I know that’s sounds like what happens when a baby’s diaper fails. Wet blankets are people who lack the ability to be happy or excited for anyone other than themselves. And sometimes they can’t even do that. Everyone knows at least one person like this. Sadly, they are lurking all around us hanging in the shadows until something good happens to the people around them. And then they show up dripping with cold water to extinguish the fires of excitement.
Get promoted on your job and they are the first to say how much harder the work will be and share horror stories about your new manager who they have never met. Meet a celebrity in that airport and they will tell you that it was an impersonator. See the President’s motorcade go by and he waves at you and they will say, “…you ain’t seeing nothing thru that tint.” Some people call them haters, but wet blankets are the worst kind of haters. They are people you know, love, and sometimes respect. Folks you thought were in your corner cheering for you. In fact, they are anchors wishing to moor your where you are and to dull your senses with the status quo.

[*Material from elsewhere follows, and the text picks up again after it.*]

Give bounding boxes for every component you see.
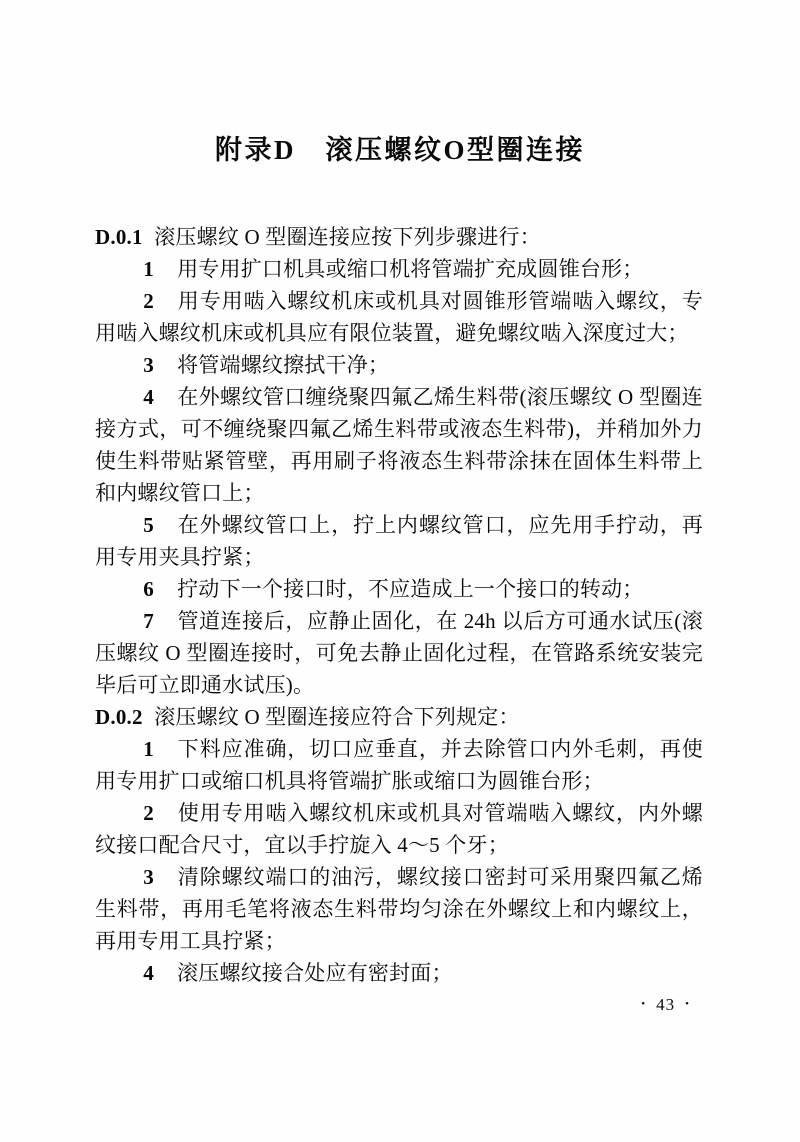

They can’t handle any change that causes you to ascend in your career, be recognized by others, or makes you feel good about yourself…not even for one moment.

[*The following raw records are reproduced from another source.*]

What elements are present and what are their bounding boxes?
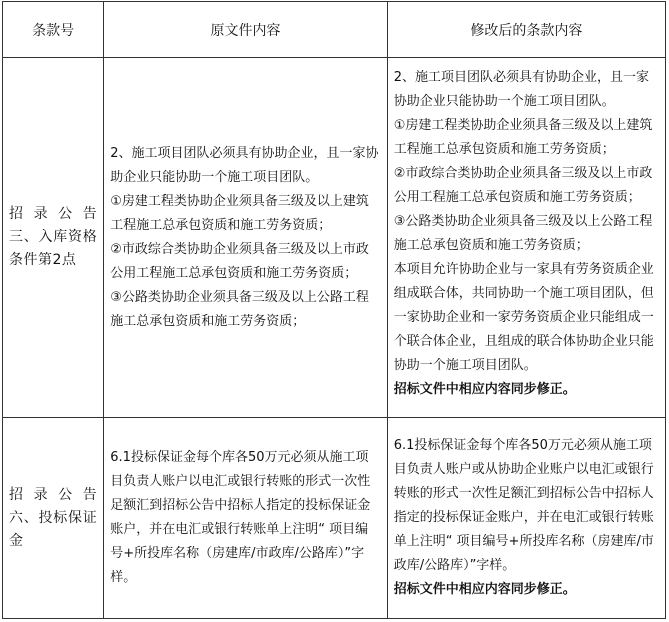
modified-paragraph: 本项目允许协助企业与一家具有劳务资质企业组成联合体，共同协助一个施工项目团队，但一家协助企业和一家劳务资质企业只能组成一个联合体企业，且组成的联合体协助企业只能协助一个施工项目团队。 bbox=[393, 262, 654, 373]
modified-paragraph: 2、施工项目团队必须具有协助企业，且一家协助企业只能协助一个施工项目团队。 bbox=[393, 70, 649, 109]
original-content-cell bbox=[104, 58, 387, 418]
original-content-cell bbox=[104, 418, 387, 619]
table-row bbox=[3, 58, 666, 418]
modified-paragraph: ②市政综合类协助企业须具备三级及以上市政公用工程施工总承包资质和施工劳务资质； bbox=[393, 166, 653, 205]
original-paragraph: ①房建工程类协助企业须具备三级及以上建筑工程施工总承包资质和施工劳务资质； bbox=[110, 193, 369, 233]
original-paragraph: 2、施工项目团队必须具有协助企业，且一家协助企业只能协助一个施工项目团队。 bbox=[110, 145, 379, 185]
original-paragraph: ③公路类协助企业须具备三级及以上公路工程施工总承包资质和施工劳务资质； bbox=[110, 289, 369, 329]
modified-paragraph: 6.1投标保证金每个库各50万元必须从施工项目负责人账户或从协助企业账户以电汇或银行转账的形式一次性足额汇到招标公告中招标人指定的投标保证金账户，并在电汇或银行转账单上注明“ 项目编号+所投库名称（房建库/市政库/公路库）”字样。 bbox=[393, 438, 654, 573]
modified-content-cell bbox=[387, 58, 665, 418]
header-clause-number: 条款号 bbox=[3, 2, 104, 58]
original-paragraph: 6.1投标保证金每个库各50万元必须从施工项目负责人账户以电汇或银行转账的形式一次性足额汇到招标公告中招标人指定的投标保证金账户，并在电汇或银行转账单上注明“ 项目编号+所投库名称（房建库/市政库/公路库）”字样。 bbox=[110, 450, 371, 585]
modified-note: 招标文件中相应内容同步修正。 bbox=[393, 582, 576, 597]
table-row bbox=[3, 418, 666, 619]
original-paragraph: ②市政综合类协助企业须具备三级及以上市政公用工程施工总承包资质和施工劳务资质； bbox=[110, 241, 369, 281]
amendment-table bbox=[2, 1, 666, 619]
clause-cell: 招录公告 三、入库资格条件第2点 bbox=[3, 58, 104, 418]
header-original-content: 原文件内容 bbox=[104, 2, 387, 58]
modified-paragraph: ③公路类协助企业须具备三级及以上公路工程施工总承包资质和施工劳务资质； bbox=[393, 214, 653, 253]
table-header-row bbox=[3, 2, 666, 58]
header-modified-content: 修改后的条款内容 bbox=[387, 2, 665, 58]
modified-paragraph: ①房建工程类协助企业须具备三级及以上建筑工程施工总承包资质和施工劳务资质； bbox=[393, 118, 653, 157]
modified-note: 招标文件中相应内容同步修正。 bbox=[393, 382, 576, 397]
clause-cell: 招录公告 六、投标保证金 bbox=[3, 418, 104, 619]
modified-content-cell bbox=[387, 418, 665, 619]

Their taunts sound harmless, but bear closer inspection. Of all the things they could say, why choose something negative or deflating? Words are powerful. They can uplift or tear down, bring joy or cause sadness, motivate or discourage.
But here’s the real question: Why be a wet blanket to people you call your friends or worse, your own family members? Further, how does being a wet blanket benefit a hater? Well, maybe the answer lies within. Some folks fail to acknowledge the success of others because it keeps them from having to look at themselves and their achievements, rather the lack thereof. It’s human nature to compare ourselves with others. But when you are unhappy with yourself it can be hard to peer in the mirror of introspection.

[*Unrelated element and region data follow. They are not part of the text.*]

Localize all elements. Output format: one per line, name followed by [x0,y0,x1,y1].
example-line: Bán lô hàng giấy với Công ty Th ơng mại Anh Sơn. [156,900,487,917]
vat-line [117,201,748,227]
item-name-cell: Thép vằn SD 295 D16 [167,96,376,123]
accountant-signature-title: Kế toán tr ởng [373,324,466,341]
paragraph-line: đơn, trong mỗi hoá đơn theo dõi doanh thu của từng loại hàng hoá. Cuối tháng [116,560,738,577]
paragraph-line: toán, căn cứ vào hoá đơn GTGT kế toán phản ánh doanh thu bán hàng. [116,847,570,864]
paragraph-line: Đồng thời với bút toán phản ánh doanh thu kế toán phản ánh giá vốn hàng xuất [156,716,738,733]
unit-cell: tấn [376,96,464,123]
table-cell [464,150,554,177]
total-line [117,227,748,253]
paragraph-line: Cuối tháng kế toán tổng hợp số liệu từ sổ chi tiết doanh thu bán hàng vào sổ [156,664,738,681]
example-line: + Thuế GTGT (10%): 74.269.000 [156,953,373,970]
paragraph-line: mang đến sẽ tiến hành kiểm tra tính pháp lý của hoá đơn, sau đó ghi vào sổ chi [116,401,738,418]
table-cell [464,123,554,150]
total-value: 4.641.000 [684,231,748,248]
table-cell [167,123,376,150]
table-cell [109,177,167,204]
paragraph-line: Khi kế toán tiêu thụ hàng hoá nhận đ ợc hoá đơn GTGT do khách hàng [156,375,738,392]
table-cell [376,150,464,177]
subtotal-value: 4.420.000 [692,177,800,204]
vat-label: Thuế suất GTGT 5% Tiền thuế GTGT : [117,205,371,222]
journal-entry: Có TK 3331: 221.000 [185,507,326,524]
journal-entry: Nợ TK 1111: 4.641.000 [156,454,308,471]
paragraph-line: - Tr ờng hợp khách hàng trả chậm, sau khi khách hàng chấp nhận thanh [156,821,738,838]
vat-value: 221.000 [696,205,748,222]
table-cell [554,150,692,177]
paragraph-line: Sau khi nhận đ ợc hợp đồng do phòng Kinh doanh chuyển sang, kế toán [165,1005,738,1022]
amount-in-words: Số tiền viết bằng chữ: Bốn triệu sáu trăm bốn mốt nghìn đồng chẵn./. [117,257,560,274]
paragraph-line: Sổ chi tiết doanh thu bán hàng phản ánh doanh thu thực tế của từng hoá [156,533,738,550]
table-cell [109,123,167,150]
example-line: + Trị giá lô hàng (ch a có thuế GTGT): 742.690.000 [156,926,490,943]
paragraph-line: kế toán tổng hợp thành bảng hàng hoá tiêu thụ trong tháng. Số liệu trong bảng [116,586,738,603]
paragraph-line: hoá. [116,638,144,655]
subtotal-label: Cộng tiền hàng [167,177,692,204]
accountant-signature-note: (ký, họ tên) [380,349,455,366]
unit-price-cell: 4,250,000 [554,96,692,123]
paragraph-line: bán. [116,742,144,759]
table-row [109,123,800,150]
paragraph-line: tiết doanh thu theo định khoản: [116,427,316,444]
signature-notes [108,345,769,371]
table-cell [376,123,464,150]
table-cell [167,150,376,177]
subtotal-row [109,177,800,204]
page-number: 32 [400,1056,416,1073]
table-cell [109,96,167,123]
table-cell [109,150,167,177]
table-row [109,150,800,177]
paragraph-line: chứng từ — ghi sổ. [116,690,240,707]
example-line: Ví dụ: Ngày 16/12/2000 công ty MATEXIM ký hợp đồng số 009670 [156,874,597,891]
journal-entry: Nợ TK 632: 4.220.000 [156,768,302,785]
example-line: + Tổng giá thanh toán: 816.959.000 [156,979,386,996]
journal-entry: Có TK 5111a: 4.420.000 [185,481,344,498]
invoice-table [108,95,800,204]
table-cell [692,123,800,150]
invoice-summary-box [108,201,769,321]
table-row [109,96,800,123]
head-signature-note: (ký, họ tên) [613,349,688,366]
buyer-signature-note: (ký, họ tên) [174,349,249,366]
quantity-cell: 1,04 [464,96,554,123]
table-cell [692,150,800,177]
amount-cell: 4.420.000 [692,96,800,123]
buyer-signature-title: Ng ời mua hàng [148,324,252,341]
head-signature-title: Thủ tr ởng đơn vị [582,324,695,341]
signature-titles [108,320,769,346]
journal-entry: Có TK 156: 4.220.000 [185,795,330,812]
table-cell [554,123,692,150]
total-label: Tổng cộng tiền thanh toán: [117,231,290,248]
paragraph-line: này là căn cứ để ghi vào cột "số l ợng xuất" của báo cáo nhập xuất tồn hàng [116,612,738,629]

Truthfully, cheering for others is a learned behavior. You aren’t always going to be the starter. Heck, sometimes you are not even on the field of play. So what! Pick a team and start cheering for them!
Throw that blanket in a dryer and start learning to be encouraging and master that until you are inspirational. How? That’s easy as 1, 2, 3.
1.) Think before you speak.
2.) Make the decision to be constructive.
3.) Pay attention to how your words impact others.
And keep at it until it becomes second nature.